Let’s say that you take a particular medication which you don’t want to stop taking, but that medication is known to lead to double the chance of a specific heart defect in babies. To be able to really understand what this means you need to know how many babies are born with this heart defect without the mother having taken the drug.

– If one in 5,000 babies are born with this heart condition, double this risk means that 2 in 5,000 would have it (or 1 in 2,500) when their birth parent takes this drug.

– If 1 in 100 babies are born with this heart condition, double this risk means that 2 in 100 would have it (or 1 in 50) when their birth parent takes this drug.

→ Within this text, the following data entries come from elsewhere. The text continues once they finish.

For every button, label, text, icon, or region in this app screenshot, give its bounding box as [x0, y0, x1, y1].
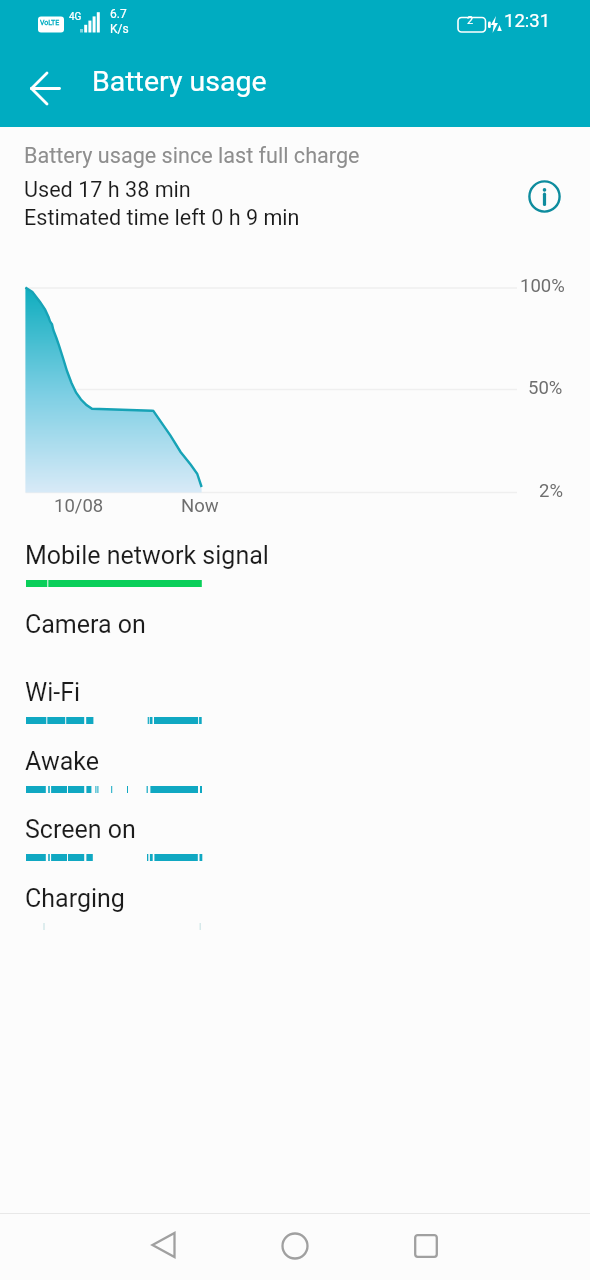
staticText: 100%: [520, 275, 565, 297]
button[interactable]: Back: [0, 1213, 230, 1280]
staticText: Awake: [25, 747, 99, 776]
button[interactable]: Info: [520, 172, 568, 220]
staticText: Charging: [25, 884, 125, 913]
staticText: 2: [467, 14, 474, 27]
staticText: Battery usage: [92, 65, 267, 98]
button[interactable]: Charging: [0, 882, 590, 944]
button[interactable]: Recent apps: [360, 1213, 590, 1280]
staticText: 6.7: [110, 7, 127, 21]
staticText: 50%: [528, 377, 563, 399]
staticText: Wi-Fi: [25, 678, 81, 707]
button[interactable]: Screen on: [0, 813, 590, 875]
staticText: Battery usage since last full charge: [24, 143, 360, 168]
staticText: 10/08: [54, 495, 104, 517]
staticText: Now: [181, 495, 219, 517]
button[interactable]: Wi-Fi: [0, 676, 590, 738]
staticText: Screen on: [25, 815, 136, 844]
staticText: 12:31: [504, 10, 551, 32]
staticText: Used 17 h 38 min: [24, 177, 191, 202]
staticText: Mobile network signal: [25, 541, 269, 570]
staticText: 2%: [539, 480, 563, 502]
button[interactable]: Camera on: [0, 608, 590, 670]
staticText: VoLTE: [40, 19, 60, 27]
staticText: 4G: [69, 11, 82, 23]
button[interactable]: Home: [230, 1213, 360, 1280]
button[interactable]: Awake: [0, 745, 590, 807]
staticText: K/s: [110, 22, 129, 36]
button[interactable]: Back: [17, 60, 74, 117]
button[interactable]: Mobile network signal: [0, 539, 590, 601]
staticText: Estimated time left 0 h 9 min: [24, 205, 300, 230]
staticText: Camera on: [25, 610, 146, 639]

These two figures are still “double the risk” but the actual figures are what really matter.

In your antenatal class you will learn fascinating and informative information like this which will help you to navigate the twists and turns of the maternity service, and understand the huge amounts of information that you will be presented with.

In summary, antenatal classes help you to be empowered, be informed and be best prepared for a positive and enjoyable birth. We invest so much in the other life changing days of our lives: weddings, christenings, even special birthday parties. Let’s invest in our births. Every parent deserves really good antenatal classes. They are a gift to ourselves, and our babies, which help us to prepare for one of the most significant days that we will ever experience.